On 6 April 1916, the first section of the Trust's tramways to open was that from the HTT Depot, at the corner of Riversdale Road and Power Street in Hawthorn, to the city terminus in Batman Avenue at Princes Bridge. The section to Auburn Road was brought into operation on 7 May, with the line to Bowen Street, Camberwell, just past the Junction, commencing services at the end of that month. The final section, to Boundary (now Warrigal) Road in Burwood, was opened on 10 June. With the opening of the Power Street and Burwood Road tramway to Hawthorn Bridge on 21 June 1916, the HTT reached its maximum mileage.

Passenger services were initially provided by ten small four-wheel M-class trams, and ten larger Maximum Traction N-class bogie cars, all built by Duncan & Fraser of Adelaide. It was soon realised that they were totally inadequate for the traffic offering, and four O-class Maximum Traction bogie trams were purchased from the neighbouring Prahran and Malvern Tramways Trust in August 1916. Although they had also been built by Duncan & Fraser only four years previously, they were of a different design to the Trust's other tramcars and proved to be not as good.

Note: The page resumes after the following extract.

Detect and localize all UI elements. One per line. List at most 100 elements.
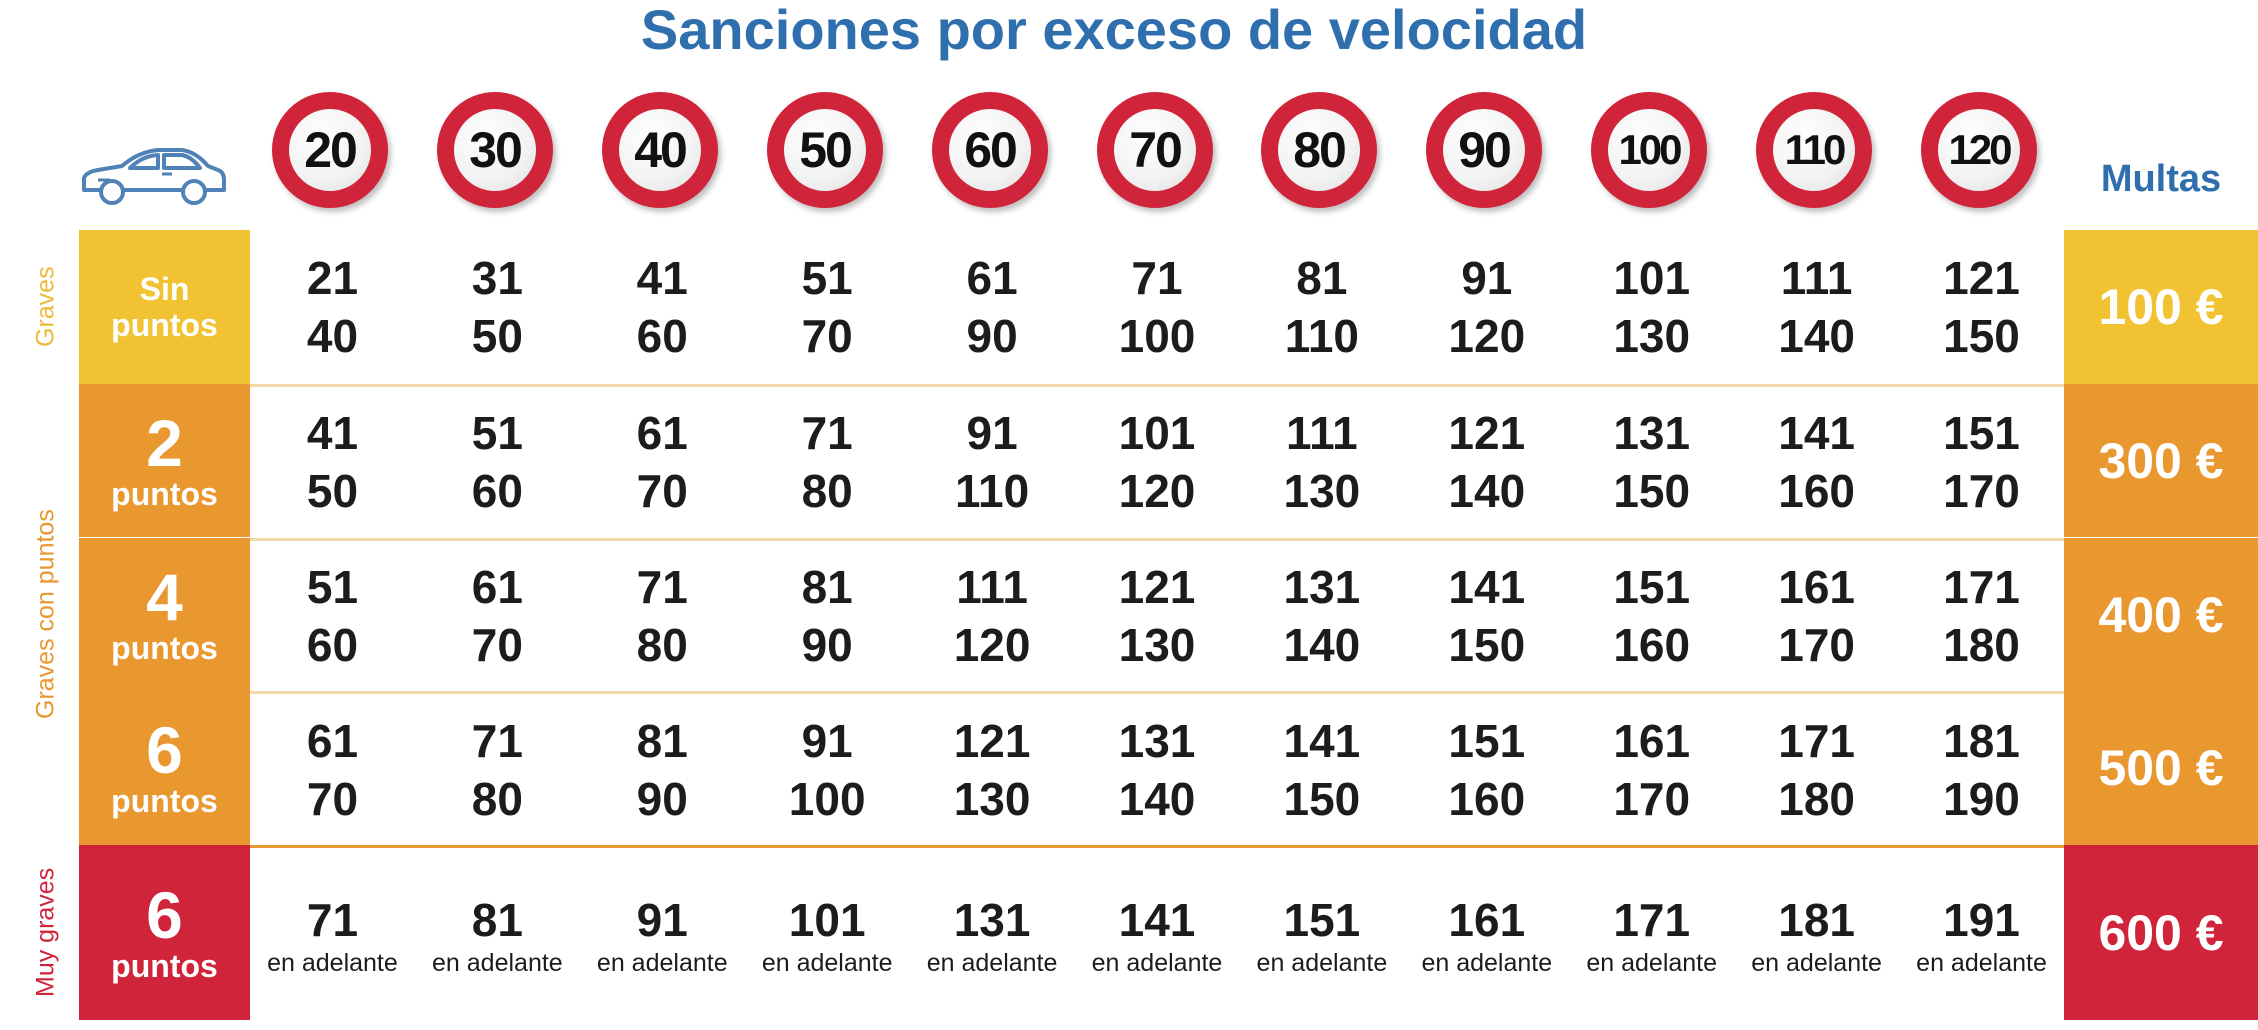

A repeat order of 15 car was placed with the builders, to the original designs, except that each was 1 ft longer, to provide more leg room in the open sections. Eight were P-class Maximum Traction bogie cars, and the remaining seven were M-class four-wheel trams. Due to a combination of circumstances, the smaller trams were never used, and the bodies were sold to the Footscray Tramway Trust. Unusually, the Trust's trams were painted in predominantly French Grey — at a time when nearly all other trams in Melbourne were painted in variations of brown liveries.

The Trust was dissolved on 20 February 1920, and control passed to the Melbourne & Metropolitan Tramways Board.

All but five of the trams built for the HTT saw further service after their time in Melbourne, being sold to other operators. A number of those tramcars have been preserved, including Tram 8 at the Melbourne Tram Museum. Of the 24 surviving tramcars, 21 are operating (or operable) at various tram museums across Australia, as well as overseas.